Générique en géorgien, dialogues en russes. Longtemps interdit à l'exportation, ce film est historiquement inclassable pour des raisons qui dépassent sa condition géographique. L'identité géorgienne, à l'abri de son Caucase, a toujours été assez indépendante. Le merle chanteur de Iosseliani colle très bien à cette idée d'une nation qui est certes une République soviétique, mais avec un fort caractère.
Le Tbilissi qu'il représente est une ville multifacettes, qui prend grâce au montage des airs de véritable mégalopole européenne dans l'air de son temps. Art, culture, science, médecine, sport, cinéma, soif de connaissances, c'est une cité de la jeunesse en perpétuelle construction et en effervescence. On y rencontre ses amis dans des bars, dans la rue, dans les transports en commun (gratuits), et on peut s'occuper à flâner – à traîner, comme on dit aujourd'hui. Destination de villégiature pour les Russes (les vrais), c'est une cité communiste futuriste.
Le personnage principal, Guia, est de cette nouvelle espèce de jeunes.
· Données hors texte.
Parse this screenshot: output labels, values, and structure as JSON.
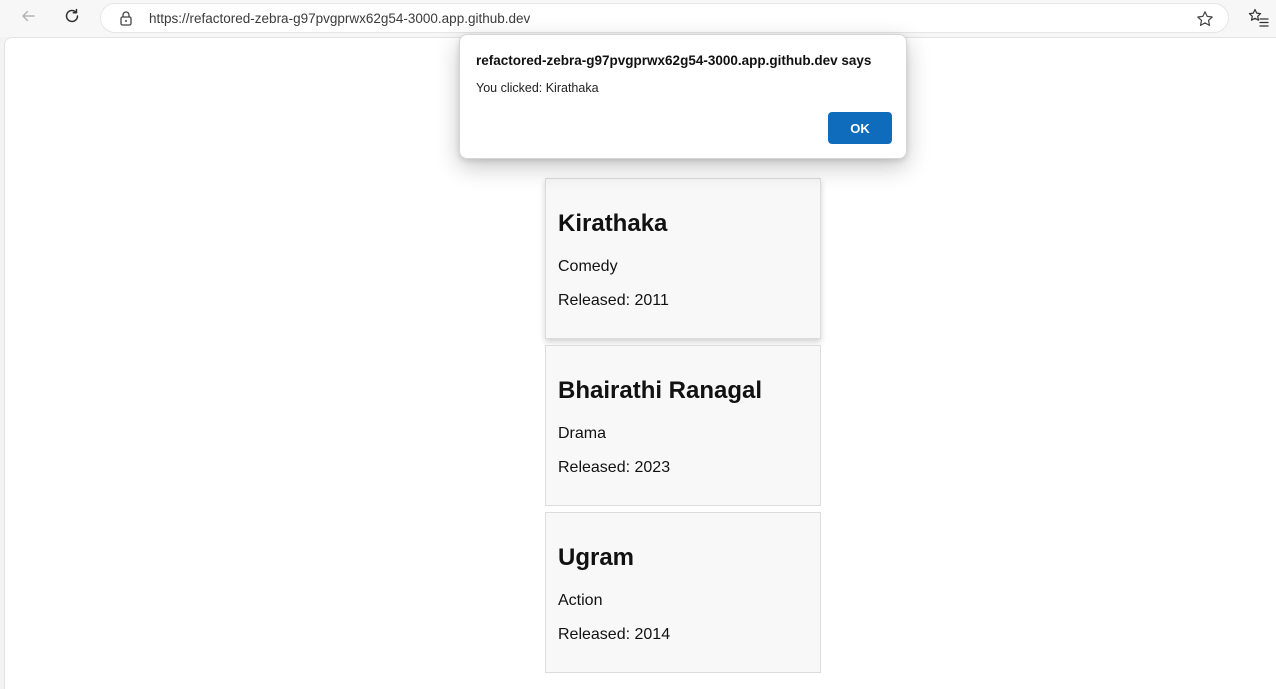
{
  "browser": {
    "url": "https://refactored-zebra-g97pvgprwx62g54-3000.app.github.dev",
    "icons": {
      "back": "back-arrow-icon",
      "reload": "reload-icon",
      "lock": "lock-icon",
      "favorite": "star-icon",
      "favorites_list": "favorites-icon"
    }
  },
  "alert": {
    "title": "refactored-zebra-g97pvgprwx62g54-3000.app.github.dev says",
    "message": "You clicked: Kirathaka",
    "ok_label": "OK",
    "accent_color": "#0f6cbd"
  },
  "movies": [
    {
      "title": "Kirathaka",
      "genre": "Comedy",
      "released": "Released: 2011"
    },
    {
      "title": "Bhairathi Ranagal",
      "genre": "Drama",
      "released": "Released: 2023"
    },
    {
      "title": "Ugram",
      "genre": "Action",
      "released": "Released: 2014"
    }
  ]
}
Paresseux mais toujours occupé, adulte mais attaché au rythme de vie d'un adolescent, évaporé mais sérieux, solitaire mais social, il est l'engeance improbable du baby boom dans le Caucase.
Le plus étonnant est de ne pas sentir de limites. Le film pourrait être tourné sur cent mètres carrés puis en studios que cela ne changerait rien à cette sensation d'infinie liberté et de légèreté de la capitale géorgienne. Cette impression est aussi celle qu'on aurait produite par la propagande, en voulant montrer une ville soviétique qui sait vivre avec son temps.
D'ailleurs, le film n'est pas tout de suite sorti d'URSS. Fallait-il entretenir l'illusion d'une nation uniforme à l'extérieur de l'Union ? Le concept d'une ville exceptionnelle en son sein était-il réservé aux Russes, pour leur montrer plus ou moins discrètement que leur pays était capable de variations ? Après tout, Iosseliani a émigré en France dès qu'il l'a pu…
Très mystérieuse, l'œuvre tient également haut la main son rôle de simple documentaire. Elle fait découvrir Tbilissi en 1970 sous une forme presque épanouie, bien loin de l'idée qu'on se fait de l'austérité du bloc de l'Est. De se dire qu'elle en a vraiment fait partie, c'est une curiosité qu'il faut choyer.